Vets and homeless get haircuts and manicures at Payne Park event (Sarasota Herald-Tribune)
By Jessie Van Berkel
SARASOTA – Roy Carter had never gotten a manicure before. But as the veteran sat with his fingers dipped in water at Payne Park Auditorium, he thought he could get used to it.
“I could go to sleep,” Carter said quietly, his eyes closing as a cosmetology student rubbed lotion on his hands. “Wow.”
Around him, a dozen students cut and styled hair and gave manicures to other veterans, and to people who are homeless.
The Veterans Stand Down event on Saturday was aimed at providing homeless veterans with not only a manicure and hair cut, but the basics — blankets, boots, duffel bags — as well as connecting them with services and benefits, said Chip Taylor, who runs the military assistance program at Jewish Family & Children’s Services of Sarasota-Manatee.
He estimated about 200 people showed up at the event, open to any veteran and the homeless.
Veterans Stand Downs are held across the nation and have been offered annually in Manatee County for years, but this was the second time Sarasota hosted the event.
It coincided with a difficult time for the city, which is struggling to deal with its large homeless population. City officials and service providers have been searching for ways to house people who sleep on the streets, and address the high number of roadside panhandlers at busy intersections, who frequently hold signs saying “veteran.”
To encourage homeless veterans to attend, Taylor said people who know where homeless camps are in Sarasota and Manatee counties were enlisted to help.
He said he was surprised by the number of homeless veterans in the community.
Many people are not aware of the assistance available, said Mark Moulton, 56. He served in the Army and lives in a halfway house in Bradenton.
For Moulton, an initial payment on his own place — the first and last month’s rent — is too expensive. But Saturday he learned of agencies that could help cover the cost.
He will start calling those groups Monday, he said excitedly as he watched a raffle unfold on the Payne Park Auditorium’s stage.

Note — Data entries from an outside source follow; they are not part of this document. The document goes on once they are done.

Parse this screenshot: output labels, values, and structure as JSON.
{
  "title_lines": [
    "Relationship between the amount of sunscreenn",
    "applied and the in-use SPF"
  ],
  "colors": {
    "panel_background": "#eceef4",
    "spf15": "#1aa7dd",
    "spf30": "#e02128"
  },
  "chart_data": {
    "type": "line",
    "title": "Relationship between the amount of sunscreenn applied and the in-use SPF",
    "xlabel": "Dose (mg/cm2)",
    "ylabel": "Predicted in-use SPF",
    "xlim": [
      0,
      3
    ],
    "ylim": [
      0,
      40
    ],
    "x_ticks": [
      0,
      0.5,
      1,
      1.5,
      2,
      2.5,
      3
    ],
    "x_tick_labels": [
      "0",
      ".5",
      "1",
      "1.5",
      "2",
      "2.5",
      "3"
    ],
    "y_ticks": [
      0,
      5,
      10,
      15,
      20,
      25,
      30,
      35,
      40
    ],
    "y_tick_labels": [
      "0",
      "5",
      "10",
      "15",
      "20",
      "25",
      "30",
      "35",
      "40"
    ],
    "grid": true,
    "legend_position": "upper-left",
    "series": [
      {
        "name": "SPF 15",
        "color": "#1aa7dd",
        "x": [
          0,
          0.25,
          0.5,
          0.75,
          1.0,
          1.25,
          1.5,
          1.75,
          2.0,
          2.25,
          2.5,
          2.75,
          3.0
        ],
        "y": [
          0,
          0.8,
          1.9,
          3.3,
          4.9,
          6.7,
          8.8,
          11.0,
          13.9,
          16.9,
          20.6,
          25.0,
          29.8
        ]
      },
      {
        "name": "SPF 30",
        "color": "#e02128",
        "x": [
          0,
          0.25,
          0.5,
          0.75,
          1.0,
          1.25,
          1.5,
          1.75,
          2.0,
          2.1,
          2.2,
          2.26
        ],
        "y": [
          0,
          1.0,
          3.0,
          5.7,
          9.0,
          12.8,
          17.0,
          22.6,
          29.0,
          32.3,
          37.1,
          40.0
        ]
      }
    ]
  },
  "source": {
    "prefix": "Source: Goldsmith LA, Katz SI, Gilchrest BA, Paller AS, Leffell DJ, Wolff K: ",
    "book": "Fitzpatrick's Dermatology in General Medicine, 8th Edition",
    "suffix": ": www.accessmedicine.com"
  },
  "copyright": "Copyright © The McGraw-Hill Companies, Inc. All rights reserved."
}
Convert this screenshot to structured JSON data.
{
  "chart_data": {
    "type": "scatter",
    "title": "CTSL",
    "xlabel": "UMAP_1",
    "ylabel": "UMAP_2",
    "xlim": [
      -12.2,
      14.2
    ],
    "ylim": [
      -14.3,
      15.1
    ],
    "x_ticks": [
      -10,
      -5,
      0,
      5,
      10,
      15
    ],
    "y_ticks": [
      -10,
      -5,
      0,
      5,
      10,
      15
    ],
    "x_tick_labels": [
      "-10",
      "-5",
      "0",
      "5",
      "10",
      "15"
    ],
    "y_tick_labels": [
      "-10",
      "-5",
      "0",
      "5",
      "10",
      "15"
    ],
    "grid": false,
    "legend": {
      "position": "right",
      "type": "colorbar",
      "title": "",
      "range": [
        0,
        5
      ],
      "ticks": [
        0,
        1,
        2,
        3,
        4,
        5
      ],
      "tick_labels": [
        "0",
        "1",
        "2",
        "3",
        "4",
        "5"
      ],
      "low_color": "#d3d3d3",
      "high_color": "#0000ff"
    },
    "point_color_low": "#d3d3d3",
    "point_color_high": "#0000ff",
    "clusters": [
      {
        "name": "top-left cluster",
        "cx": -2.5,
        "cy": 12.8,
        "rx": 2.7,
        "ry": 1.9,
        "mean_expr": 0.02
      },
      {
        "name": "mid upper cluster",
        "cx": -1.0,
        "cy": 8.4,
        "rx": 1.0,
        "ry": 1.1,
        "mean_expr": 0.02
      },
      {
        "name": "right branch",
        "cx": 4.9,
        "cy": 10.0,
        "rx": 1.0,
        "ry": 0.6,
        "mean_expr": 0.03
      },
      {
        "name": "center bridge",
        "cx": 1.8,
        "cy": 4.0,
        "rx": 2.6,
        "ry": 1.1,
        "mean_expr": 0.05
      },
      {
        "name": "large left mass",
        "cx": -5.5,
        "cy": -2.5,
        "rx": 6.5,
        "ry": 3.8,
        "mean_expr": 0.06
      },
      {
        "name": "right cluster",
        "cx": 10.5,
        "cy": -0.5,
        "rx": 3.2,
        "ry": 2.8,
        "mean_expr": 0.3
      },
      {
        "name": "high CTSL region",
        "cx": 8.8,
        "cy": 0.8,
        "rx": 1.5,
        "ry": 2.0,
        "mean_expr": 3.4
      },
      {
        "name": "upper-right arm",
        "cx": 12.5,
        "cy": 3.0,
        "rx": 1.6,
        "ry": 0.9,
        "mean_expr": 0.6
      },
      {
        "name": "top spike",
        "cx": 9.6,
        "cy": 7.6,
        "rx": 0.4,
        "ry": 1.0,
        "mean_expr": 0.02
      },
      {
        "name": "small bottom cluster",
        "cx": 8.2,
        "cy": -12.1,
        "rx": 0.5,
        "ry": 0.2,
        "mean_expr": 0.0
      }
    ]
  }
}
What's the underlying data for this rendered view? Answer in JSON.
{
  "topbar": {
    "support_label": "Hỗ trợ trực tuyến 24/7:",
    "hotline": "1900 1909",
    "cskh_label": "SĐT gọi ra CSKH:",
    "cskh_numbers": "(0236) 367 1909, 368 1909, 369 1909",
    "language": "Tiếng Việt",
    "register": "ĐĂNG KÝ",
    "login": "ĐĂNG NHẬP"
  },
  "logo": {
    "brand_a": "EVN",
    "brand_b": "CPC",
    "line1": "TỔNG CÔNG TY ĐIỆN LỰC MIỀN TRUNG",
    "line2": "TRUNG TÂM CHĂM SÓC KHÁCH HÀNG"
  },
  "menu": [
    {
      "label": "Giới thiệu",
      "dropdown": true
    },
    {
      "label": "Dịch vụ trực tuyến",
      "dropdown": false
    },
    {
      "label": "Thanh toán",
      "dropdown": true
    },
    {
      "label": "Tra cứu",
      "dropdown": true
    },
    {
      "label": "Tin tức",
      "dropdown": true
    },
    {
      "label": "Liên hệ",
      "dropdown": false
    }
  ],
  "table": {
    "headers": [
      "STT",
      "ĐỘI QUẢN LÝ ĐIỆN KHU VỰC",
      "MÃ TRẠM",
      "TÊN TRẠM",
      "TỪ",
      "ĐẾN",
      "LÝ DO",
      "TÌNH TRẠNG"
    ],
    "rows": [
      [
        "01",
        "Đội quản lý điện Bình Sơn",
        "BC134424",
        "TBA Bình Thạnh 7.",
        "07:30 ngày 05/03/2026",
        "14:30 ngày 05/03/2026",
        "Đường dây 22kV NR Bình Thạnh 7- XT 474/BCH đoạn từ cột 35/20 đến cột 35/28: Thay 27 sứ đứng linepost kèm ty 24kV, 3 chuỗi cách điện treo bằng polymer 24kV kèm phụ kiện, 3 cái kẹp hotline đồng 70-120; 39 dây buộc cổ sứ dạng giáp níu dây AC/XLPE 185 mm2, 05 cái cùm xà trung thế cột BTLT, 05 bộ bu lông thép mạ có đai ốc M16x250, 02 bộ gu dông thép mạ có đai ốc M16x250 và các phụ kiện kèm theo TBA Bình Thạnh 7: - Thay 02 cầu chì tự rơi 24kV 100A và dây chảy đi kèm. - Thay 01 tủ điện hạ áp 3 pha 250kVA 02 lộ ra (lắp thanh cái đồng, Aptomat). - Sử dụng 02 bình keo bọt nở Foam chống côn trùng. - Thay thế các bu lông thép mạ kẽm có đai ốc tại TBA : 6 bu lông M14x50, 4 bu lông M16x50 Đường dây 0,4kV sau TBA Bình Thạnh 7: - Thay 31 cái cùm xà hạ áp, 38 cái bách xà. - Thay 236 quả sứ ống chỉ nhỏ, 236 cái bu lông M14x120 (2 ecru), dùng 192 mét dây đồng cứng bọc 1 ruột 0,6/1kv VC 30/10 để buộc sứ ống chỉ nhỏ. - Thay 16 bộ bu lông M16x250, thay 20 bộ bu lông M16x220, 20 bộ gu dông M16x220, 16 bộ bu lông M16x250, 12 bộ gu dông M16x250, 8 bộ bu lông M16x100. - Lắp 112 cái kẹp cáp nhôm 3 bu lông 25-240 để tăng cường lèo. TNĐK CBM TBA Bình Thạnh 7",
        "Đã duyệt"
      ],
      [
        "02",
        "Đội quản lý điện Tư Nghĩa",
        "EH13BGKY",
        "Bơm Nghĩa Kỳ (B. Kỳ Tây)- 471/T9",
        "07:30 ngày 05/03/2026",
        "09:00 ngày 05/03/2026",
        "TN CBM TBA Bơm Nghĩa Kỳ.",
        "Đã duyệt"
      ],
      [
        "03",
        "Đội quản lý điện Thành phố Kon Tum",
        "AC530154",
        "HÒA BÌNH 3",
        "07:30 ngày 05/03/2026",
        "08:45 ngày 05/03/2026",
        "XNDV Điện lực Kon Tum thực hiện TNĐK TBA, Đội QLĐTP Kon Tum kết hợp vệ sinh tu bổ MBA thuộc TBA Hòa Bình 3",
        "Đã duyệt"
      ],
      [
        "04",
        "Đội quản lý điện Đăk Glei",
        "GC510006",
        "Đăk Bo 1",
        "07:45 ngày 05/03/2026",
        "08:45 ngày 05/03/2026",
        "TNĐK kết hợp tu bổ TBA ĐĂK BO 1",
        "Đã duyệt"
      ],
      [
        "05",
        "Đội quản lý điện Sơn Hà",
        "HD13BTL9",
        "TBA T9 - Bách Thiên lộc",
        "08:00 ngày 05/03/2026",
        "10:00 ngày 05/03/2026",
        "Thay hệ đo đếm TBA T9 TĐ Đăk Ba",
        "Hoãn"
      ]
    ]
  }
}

Bikes were being given to winners, who wheeled them off to calls of, “Speech, speech!” from a group of younger vets.
Meanwhile, people were still coming to get haircuts and manicures in the back of the auditorium.
This year, about 50 men and at least five women got hair cuts, and more than 30 men and women got manicures, said Kareen Lynah, one of the 33 cosmetology students from Manatee Technical Institute who helped at the event. The students, mainly juniors and seniors, were volunteering and training for a SkillsUSA contest.
“Last year we got one barber to come and he about cut hair till his arms fell off,” Taylor said. “When you’re poor, one of the biggest things you don’t do is take care of your looks, take care of yourself.”
Jenny Stakley knows first-hand. She is not a veteran but has been homeless in Sarasota for six months. The last time she got her hair cut was at the Resurrection House, a service center for the homeless in Sarasota. The wait there took most of the day, she said.
On Saturday, a student applied a final coat of quick-dry polish to her nails and Stakley smiled. It’s been too long to remember the last time she had her nails painted. As she headed out of the auditorium, Stakley rubbed her damp hands on stained jeans.
Her bright turquoise finger nails shone and her short, blonde hair was newly cut.